A l’époque dont je parle, les livres avaient encore des visages, il y avait encore des visages dans les livres, tout un livre pouvait naître d'un visage. A l’époque dont je parle, les vulves avaient encore des visages, qui n'étaient pas toutes rasées, qui n'étaient pas non plus taillées en ticket de métro, comme on dit de nos jours, et la métaphore grégaire révèle on ne peut mieux nos fantasmes de poinçonneurs acharnés et le caractère crépusculaire de notre ère de catacombes. Je parle d’une époque où il y avait des vulves poilues, des vulves ébouriffées, des vulves odoriférantes, des vulves porc-épic, des vulves qui se hérissaient sous les lances du désir. Je parle d’une époque encore rugueuse et granuleuse ; le fitness et la chirurgie esthétique n’avait pas triomphé de nos moindres défauts ; le monde n’était pas lissé de part en part ; je parle d’une époque où l’on voyait encore le grain de l’image trouer nos écrans, nos albums de vacances et nos photos de famille.

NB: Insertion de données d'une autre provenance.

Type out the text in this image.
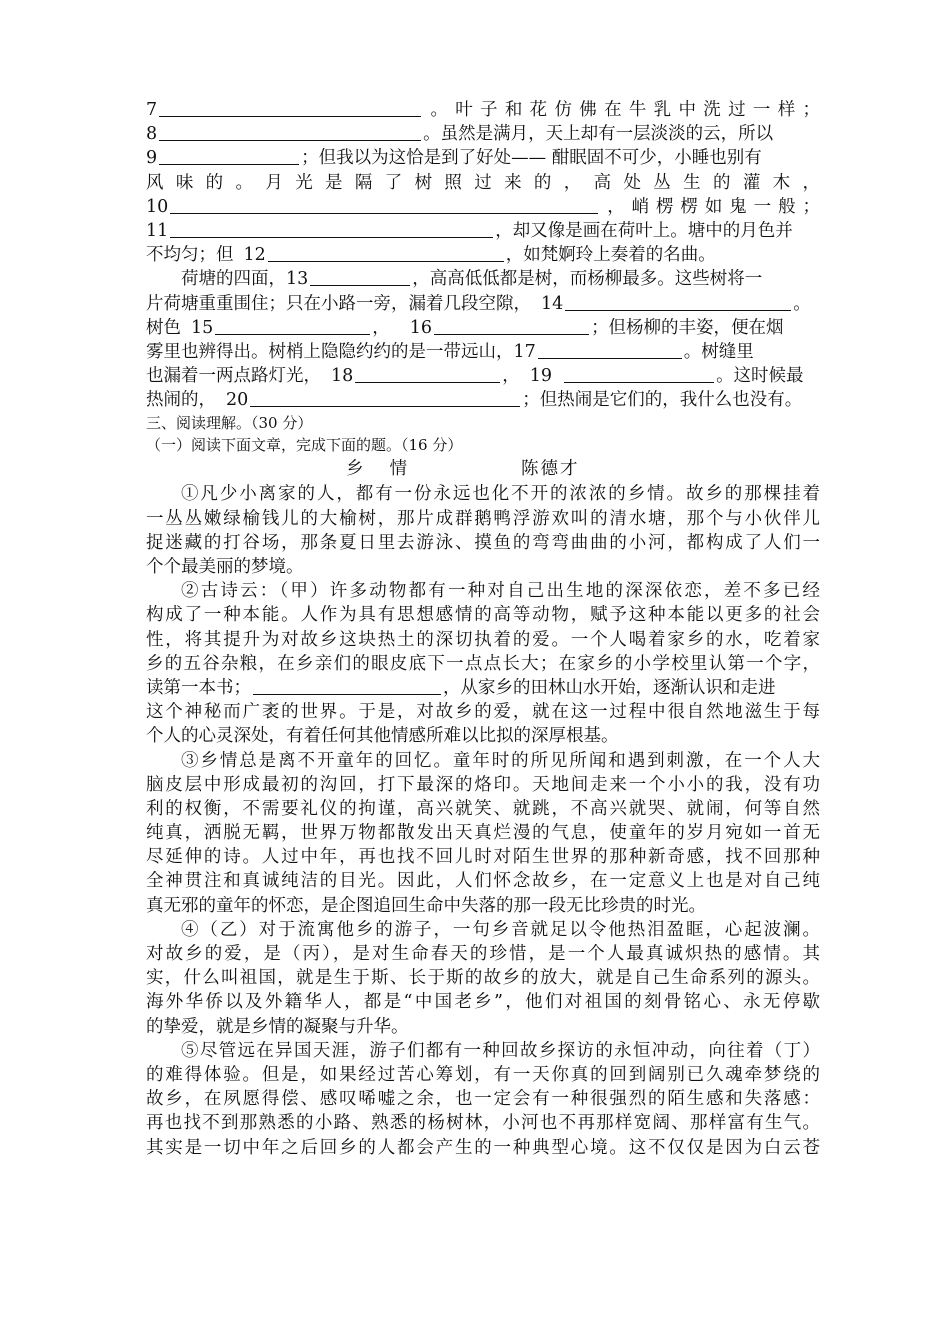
7	。叶子和花仿佛在牛乳中洗过一样；
8	。虽然是满月，天上却有一层淡淡的云，所以
9	；但我以为这恰是到了好处—— 酣眠固不可少，小睡也别有
风味的。月光是隔了树照过来的，高处丛生的灌木，
10	，峭楞楞如鬼一般；
11	，却又像是画在荷叶上。塘中的月色并
不均匀；但 12	，如梵婀玲上奏着的名曲。
荷塘的四面，13	，高高低低都是树，而杨柳最多。这些树将一
片荷塘重重围住；只在小路一旁，漏着几段空隙， 14	。
树色 15	， 16	；但杨柳的丰姿，便在烟
雾里也辨得出。树梢上隐隐约约的是一带远山，17	。树缝里
也漏着一两点路灯光， 18	， 19	。这时候最
热闹的， 20	；但热闹是它们的，我什么也没有。
三、阅读理解。（30 分）
（一）阅读下面文章，完成下面的题。（16 分）
乡情	陈德才
①凡少小离家的人，都有一份永远也化不开的浓浓的乡情。故乡的那棵挂着
一丛丛嫩绿榆钱儿的大榆树，那片成群鹅鸭浮游欢叫的清水塘，那个与小伙伴儿
捉迷藏的打谷场，那条夏日里去游泳、摸鱼的弯弯曲曲的小河，都构成了人们一
个个最美丽的梦境。
②古诗云：（甲）许多动物都有一种对自己出生地的深深依恋，差不多已经
构成了一种本能。人作为具有思想感情的高等动物，赋予这种本能以更多的社会
性，将其提升为对故乡这块热土的深切执着的爱。一个人喝着家乡的水，吃着家
乡的五谷杂粮，在乡亲们的眼皮底下一点点长大；在家乡的小学校里认第一个字，
读第一本书；	，从家乡的田林山水开始，逐渐认识和走进
这个神秘而广袤的世界。于是，对故乡的爱，就在这一过程中很自然地滋生于每
个人的心灵深处，有着任何其他情感所难以比拟的深厚根基。
③乡情总是离不开童年的回忆。童年时的所见所闻和遇到刺激，在一个人大
脑皮层中形成最初的沟回，打下最深的烙印。天地间走来一个小小的我，没有功
利的权衡，不需要礼仪的拘谨，高兴就笑、就跳，不高兴就哭、就闹，何等自然
纯真，洒脱无羁，世界万物都散发出天真烂漫的气息，使童年的岁月宛如一首无
尽延伸的诗。人过中年，再也找不回儿时对陌生世界的那种新奇感，找不回那种
全神贯注和真诚纯洁的目光。因此，人们怀念故乡，在一定意义上也是对自己纯
真无邪的童年的怀恋，是企图追回生命中失落的那一段无比珍贵的时光。
④（乙）对于流寓他乡的游子，一句乡音就足以令他热泪盈眶，心起波澜。
对故乡的爱，是（丙），是对生命春天的珍惜，是一个人最真诚炽热的感情。其
实，什么叫祖国，就是生于斯、长于斯的故乡的放大，就是自己生命系列的源头。
海外华侨以及外籍华人，都是“中国老乡”，他们对祖国的刻骨铭心、永无停歇
的挚爱，就是乡情的凝聚与升华。
⑤尽管远在异国天涯，游子们都有一种回故乡探访的永恒冲动，向往着（丁）
的难得体验。但是，如果经过苦心筹划，有一天你真的回到阔别已久魂牵梦绕的
故乡，在夙愿得偿、感叹唏嘘之余，也一定会有一种很强烈的陌生感和失落感：
再也找不到那熟悉的小路、熟悉的杨树林，小河也不再那样宽阔、那样富有生气。
其实是一切中年之后回乡的人都会产生的一种典型心境。这不仅仅是因为白云苍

Parti hagard avant la tombée de la nuit, je dévalais à vélo les rues de Paris. S’il faisait beau, j'errais jusqu’aux dernières lueurs du jour sur les quais ; les bouquinistes me haïssaient ; je rêvais de m'engouffrer tout entier dans leurs grosses malles de fer et d’y passer la nuit, comme Diogène dans son tonneau, à m’enivrer du vin vibrant des voyelles, à me saouler à grandes lampées de prose extatique, à renifler le grain du génie. S’il faisait mauvais, Paris fidèle à sa grisaille, je me réfugiais dans la librairie la plus proche, et j’y passais des heures jusqu’à la fermeture, fuyant de l’œil le regard agacé du libraire, attendant d’être chassé.

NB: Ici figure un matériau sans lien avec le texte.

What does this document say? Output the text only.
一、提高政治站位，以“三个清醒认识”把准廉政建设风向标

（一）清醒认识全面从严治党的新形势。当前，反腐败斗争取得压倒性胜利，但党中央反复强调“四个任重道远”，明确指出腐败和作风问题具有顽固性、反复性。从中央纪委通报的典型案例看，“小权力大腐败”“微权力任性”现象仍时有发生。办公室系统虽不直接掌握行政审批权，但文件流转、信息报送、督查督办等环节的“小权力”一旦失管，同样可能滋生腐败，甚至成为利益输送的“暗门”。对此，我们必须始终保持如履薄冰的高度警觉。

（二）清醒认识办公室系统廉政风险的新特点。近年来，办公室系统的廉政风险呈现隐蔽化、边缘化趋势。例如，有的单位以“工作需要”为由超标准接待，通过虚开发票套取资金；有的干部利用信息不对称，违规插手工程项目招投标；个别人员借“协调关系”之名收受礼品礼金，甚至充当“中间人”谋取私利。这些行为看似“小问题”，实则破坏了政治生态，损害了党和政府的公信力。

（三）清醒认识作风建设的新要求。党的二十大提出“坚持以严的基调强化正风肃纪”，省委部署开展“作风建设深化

Je finis par inventer un petit stratagème que j’ai honte de divulguer. Un moyen de m'immiscer subrepticement entre les livres ; un moyen sinon de précipiter ma gloire, de hâter les rencontres ; les livres devaient me livrer la clé des forêts fertiles. Je pris l’habitude de glisser un petit poème de mon cru suivi de mon pseudonyme et de mon numéro de portable entre les pages d'une édition de luxe – de préférence quelque chose d'un peu cochon, Pétrone ou Louise Labé, Miller ou Calaferte ; et j'attendais qu'une fille émoustillée par la prose de ceux que je rêvais mes ancêtres se déclarât au bout du sans-fil de nos vies disséminées. En griffonnant mes quelques vers claudicants au dos d’une petite carte coquine chipée dans les librairies de nos musées, je l’imaginais seule, abandonnée, vautrée sur un divan de velours, se masturbant à livre ouvert.

Car il faut dire qu’effrayé par la chair, je ne rêvais les femmes qu'en liseuses – je ne rêvais les femmes que penchées sur des livres, entrouvrant des livres, tranchant des feuillets non-massicotés d'un coup bien sec de leur lime à ongles ; je rêvais de femmes coupantes et fraîches comme du papier ; je les rêvais les bras livides, le bleu des veines en filigrane sous la peau diaphane, je rêvais de femmes légères comme du papier, je ne connaissais les femmes qu'en papier – il y avait les femmes Japon qui sont des enjôleuses, les femmes Chine qui sont chagrines, les femmes canson qui sont toutes caresses, les femmes Montgolfier qui ont le feu aux trousses, les femmes les plus effrayantes étaient les femmes de papier glacé, les plus nerveuses celles de papier vergé ; je rêvais de femmes qu'il me faudrait maroufler sur la toile de mon matelas ; je rêvais de femmes au grain torchon et à la mine grognon ; les plus belles de mes songes étaient les femmes vélin d'Arches, qui avaient la grâce des félins et les hanches larges.